Export controls and a boycott by Western firms of the Russian market have further severed Russia from the global economy. The US and Canada have banned the purchase of Russian oil, and many European companies have followed their lead out of their own accord. More importantly, the United States and Europe have prohibited exporting advanced technology to Russia, with the private sector also joining the embargo. Companies ranging from Ikea and McDonald’s to Airbus and Boeing have suspended operations in the country.
It turns out that most Russian industry critically relies on Western technology and inputs. For example, the Russian car sector has ground to a halt – as it suddenly discovered its extreme dependency on imported components. Car sales in March 2022 were three times lower than in March 2021. This is especially striking as during periods of high inflation, households tend to try to buy durable goods.
This is why it is not surprising that the 2022 GDP forecasts were immediately downgraded. Before the war, Russian GDP was supposed to grow in 2022 by 3% as it recovered from the pandemic-induced recession. Today, the Central Bank’s forecast is an 8% decline. The European Bank for Reconstruction and Development expects a 10% decline. The Washington-based Institute for International Finance projects a 15% drop. A 10% decline (and this forecast is supported by many investment banks) would make it Russia’s worst recession since the early 1990s.
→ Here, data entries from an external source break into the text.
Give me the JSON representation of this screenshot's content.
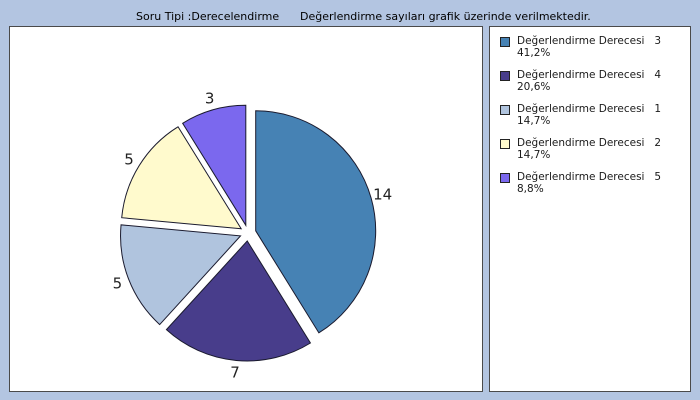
{
  "header": {
    "question_type": "Soru Tipi :Derecelendirme",
    "note": "Değerlendirme sayıları grafik üzerinde verilmektedir."
  },
  "chart_data": {
    "type": "pie",
    "slices": [
      {
        "label": "Değerlendirme Derecesi",
        "code": "3",
        "value": 14,
        "percent": "41,2%",
        "color": "#4682b4"
      },
      {
        "label": "Değerlendirme Derecesi",
        "code": "4",
        "value": 7,
        "percent": "20,6%",
        "color": "#483d8b"
      },
      {
        "label": "Değerlendirme Derecesi",
        "code": "1",
        "value": 5,
        "percent": "14,7%",
        "color": "#b0c4de"
      },
      {
        "label": "Değerlendirme Derecesi",
        "code": "2",
        "value": 5,
        "percent": "14,7%",
        "color": "#fffacd"
      },
      {
        "label": "Değerlendirme Derecesi",
        "code": "5",
        "value": 3,
        "percent": "8,8%",
        "color": "#7b68ee"
      }
    ]
  }
}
However, the worst is yet to come. Even though the Russian economy could possibly adjust to a new equilibrium in a year or two, it will fail to recover any time soon to pre-war levels; Russia will continue falling behind developed economies. First, sanctions will keep it isolated from the global capital market and from advanced technology. Second, it has shifted to a highly repressive regime that will destroy opportunities for domestic entrepreneurs. Third, in the first few weeks of the war it had already lost hundreds of thousands of skilled workers, who understood that staying in Russia is neither safe nor conducive to their careers. These are educated professionals, IT specialists, researchers, engineers, and doctors. Russia’s loss of their best human capital will continue further, undermining its growth prospects.
Finally, it is likely that the West will impose additional sanctions. As evidence of alleged Russian war crimes continues to mount, there is growing pressure on European politicians to target the backbone of Russia’s economy – hydrocarbons. In recent years, oil and gas alone accounted for 35-40% of the federal budget revenue and made up 60% of Russian exports. The European Parliament has already passed a resolution demanding an embargo on Russian imports of fossil fuels. And the EU’s top diplomat Josep Borrell said, “sooner or later – I hope sooner – it will happen”. When the European oil and gas embargo is introduced, Russia will face major fiscal challenges – which will further reduce its growth potential. Also, as Europe joins the US and Canada, the united West will mount pressure on China – thus eliminating Russia’s hopes that China’s money and technology can replace those of the West.
Even as the Central Bank’s capital and currency controls are helping to shore up the ruble and eventually slow down inflation, the fundamental factors above will definitely make Russia’s recovery to pre-war levels unlikely – not to begin to mention catching up with its neighbors.
How soon this economic shock will result in political change is anybody’s guess. But eventually, Mr. Putin will run out of resources to pay his soldiers, propagandists, mercenaries, and policemen to keep the increasingly unhappy Russians in check.